Even 'steam' storage instead of battery storage for solar PV has been shown to be less expensive and more efficient.
Sometimes we forget just how inefficient batteries that use chemical potential energy are. Nearly 250 years of experimenting with different anodes, cathodes and electrolytes (and using complex computer logic circuits to control them all) and petrol exploded in a basic ICE is still 100 times more energy dense.
Energy density is often misunderstood. A Lithium battery has an energy density of maybe 0.7MJ/kg. Coal has about 24MJ/kg, petrol about 46MJ/kg and Uranium is 76million MJ/kg.
That is not a mistake. One Kg of uranium outputs the same amount of energy as up to 4,000 tonnes of coal, or 40 rail cars. A typical nuclear plant uses 27 tonnes of uranium per year. or about half a phone booth.

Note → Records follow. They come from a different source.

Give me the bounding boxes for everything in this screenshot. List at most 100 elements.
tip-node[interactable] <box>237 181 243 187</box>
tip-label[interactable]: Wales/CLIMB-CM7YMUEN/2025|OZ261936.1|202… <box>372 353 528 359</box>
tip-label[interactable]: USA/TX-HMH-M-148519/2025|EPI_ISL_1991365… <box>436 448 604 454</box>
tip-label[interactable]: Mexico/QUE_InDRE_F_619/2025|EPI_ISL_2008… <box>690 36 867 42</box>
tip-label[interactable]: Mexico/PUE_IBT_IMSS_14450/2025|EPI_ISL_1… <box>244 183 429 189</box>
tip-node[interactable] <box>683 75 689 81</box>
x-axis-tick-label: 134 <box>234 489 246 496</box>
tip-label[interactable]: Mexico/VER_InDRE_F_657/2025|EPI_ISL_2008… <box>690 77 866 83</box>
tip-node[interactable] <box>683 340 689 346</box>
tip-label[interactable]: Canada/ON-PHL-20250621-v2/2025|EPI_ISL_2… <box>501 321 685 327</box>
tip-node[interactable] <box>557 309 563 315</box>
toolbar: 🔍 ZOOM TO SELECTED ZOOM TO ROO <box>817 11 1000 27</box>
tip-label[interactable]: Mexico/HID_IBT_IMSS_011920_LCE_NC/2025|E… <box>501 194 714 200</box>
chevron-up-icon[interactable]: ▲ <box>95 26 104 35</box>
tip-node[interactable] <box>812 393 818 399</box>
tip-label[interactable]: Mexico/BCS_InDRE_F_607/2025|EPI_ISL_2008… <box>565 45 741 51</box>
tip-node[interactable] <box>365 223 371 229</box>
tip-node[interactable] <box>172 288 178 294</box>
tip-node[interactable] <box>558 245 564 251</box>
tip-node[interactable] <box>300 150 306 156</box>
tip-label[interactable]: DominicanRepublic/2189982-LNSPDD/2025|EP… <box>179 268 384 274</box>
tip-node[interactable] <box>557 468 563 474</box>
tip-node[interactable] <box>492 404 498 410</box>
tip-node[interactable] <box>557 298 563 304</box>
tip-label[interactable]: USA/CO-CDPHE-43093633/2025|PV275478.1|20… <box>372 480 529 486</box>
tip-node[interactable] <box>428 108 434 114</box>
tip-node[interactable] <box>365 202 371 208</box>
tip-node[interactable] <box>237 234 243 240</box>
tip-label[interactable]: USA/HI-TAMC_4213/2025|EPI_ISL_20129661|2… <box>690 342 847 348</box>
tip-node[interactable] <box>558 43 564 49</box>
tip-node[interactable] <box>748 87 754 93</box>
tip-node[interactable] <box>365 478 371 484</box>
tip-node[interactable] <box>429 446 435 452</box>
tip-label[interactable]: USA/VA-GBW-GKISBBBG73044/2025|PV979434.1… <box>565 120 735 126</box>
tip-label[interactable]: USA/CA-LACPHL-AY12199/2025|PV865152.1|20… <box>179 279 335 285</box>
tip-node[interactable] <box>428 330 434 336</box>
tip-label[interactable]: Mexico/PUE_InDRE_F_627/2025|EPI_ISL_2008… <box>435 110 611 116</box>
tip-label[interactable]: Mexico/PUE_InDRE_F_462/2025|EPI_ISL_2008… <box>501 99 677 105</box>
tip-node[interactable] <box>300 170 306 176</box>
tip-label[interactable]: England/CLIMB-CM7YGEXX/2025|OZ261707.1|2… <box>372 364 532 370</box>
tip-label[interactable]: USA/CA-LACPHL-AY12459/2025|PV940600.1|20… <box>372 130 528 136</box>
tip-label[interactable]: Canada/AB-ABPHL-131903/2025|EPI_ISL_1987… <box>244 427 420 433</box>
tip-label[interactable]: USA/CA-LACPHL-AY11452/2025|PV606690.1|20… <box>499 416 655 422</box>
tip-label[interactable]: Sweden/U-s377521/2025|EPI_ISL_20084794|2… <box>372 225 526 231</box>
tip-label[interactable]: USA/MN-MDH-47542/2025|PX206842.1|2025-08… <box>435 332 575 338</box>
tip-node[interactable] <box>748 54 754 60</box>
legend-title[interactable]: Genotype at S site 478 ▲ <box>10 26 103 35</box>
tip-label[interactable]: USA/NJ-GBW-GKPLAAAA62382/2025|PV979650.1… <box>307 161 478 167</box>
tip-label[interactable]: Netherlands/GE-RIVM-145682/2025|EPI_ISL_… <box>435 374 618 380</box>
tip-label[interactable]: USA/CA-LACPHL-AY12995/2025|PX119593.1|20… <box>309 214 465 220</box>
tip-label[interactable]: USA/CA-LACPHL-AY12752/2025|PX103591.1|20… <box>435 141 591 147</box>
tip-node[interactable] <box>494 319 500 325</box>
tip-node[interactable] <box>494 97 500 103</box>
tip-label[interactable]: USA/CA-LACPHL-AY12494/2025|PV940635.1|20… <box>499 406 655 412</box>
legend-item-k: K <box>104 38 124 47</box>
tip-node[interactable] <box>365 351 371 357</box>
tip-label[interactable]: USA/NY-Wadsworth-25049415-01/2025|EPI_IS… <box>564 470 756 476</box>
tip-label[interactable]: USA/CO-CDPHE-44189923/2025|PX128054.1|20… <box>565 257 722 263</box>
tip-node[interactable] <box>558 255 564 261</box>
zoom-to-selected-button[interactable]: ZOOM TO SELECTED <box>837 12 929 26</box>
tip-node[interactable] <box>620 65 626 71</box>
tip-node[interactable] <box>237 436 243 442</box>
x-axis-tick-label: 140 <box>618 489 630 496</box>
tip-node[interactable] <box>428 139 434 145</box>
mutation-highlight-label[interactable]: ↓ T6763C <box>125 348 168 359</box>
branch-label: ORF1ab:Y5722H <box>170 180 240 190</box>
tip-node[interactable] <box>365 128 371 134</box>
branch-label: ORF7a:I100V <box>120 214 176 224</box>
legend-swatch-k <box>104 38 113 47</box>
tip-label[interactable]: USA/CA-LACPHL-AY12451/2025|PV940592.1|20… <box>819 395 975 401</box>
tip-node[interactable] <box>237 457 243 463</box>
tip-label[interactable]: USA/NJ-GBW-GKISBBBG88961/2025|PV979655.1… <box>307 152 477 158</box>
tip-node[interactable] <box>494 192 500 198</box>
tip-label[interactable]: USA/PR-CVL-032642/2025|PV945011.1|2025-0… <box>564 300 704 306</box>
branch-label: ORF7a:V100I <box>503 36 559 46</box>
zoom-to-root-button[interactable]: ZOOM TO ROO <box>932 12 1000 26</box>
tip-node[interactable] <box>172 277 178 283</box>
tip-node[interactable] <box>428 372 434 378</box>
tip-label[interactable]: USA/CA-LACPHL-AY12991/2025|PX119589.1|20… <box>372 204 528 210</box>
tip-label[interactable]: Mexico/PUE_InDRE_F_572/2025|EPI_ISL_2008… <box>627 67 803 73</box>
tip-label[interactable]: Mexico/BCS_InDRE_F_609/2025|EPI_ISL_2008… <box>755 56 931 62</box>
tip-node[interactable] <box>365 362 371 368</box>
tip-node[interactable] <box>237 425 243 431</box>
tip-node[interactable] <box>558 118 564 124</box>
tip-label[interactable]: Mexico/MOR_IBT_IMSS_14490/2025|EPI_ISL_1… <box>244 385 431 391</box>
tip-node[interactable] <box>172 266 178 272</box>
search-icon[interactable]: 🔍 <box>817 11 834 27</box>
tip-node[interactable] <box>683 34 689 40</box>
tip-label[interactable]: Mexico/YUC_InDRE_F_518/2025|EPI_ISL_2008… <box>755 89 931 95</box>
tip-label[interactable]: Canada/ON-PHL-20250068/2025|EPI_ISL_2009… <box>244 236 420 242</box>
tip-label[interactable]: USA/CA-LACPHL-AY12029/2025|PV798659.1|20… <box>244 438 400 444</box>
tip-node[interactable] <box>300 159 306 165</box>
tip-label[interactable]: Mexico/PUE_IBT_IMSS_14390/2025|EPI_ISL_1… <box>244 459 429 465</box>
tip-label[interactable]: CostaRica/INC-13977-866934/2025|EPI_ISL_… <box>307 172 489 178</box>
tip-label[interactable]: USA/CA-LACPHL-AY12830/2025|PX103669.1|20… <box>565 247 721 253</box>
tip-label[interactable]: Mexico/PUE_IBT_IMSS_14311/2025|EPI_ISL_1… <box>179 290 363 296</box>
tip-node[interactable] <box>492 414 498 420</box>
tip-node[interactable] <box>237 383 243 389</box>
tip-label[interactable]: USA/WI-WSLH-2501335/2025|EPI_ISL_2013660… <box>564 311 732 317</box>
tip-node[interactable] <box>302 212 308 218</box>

As an easy exercise, if you wanted to replace a 1Gw thermal plant (not particularly big) with batteries for one day. Say as a backup for if sun and wind are not friendly, using the figures for the hornsdale big battery in SA, you would need the equivilent of 186 big batteries just on nameplate. If real world limitations and efficiency were used you would probably have to double it, but lets use just the nameplate.
186 big batteries would cost $32 billion. As mentioned real world probably double. For one day, for one very average power plant. If it was cloudy and still past 24 hours, you are in the dark.
Lithium prices have trippled since hornsdale was built.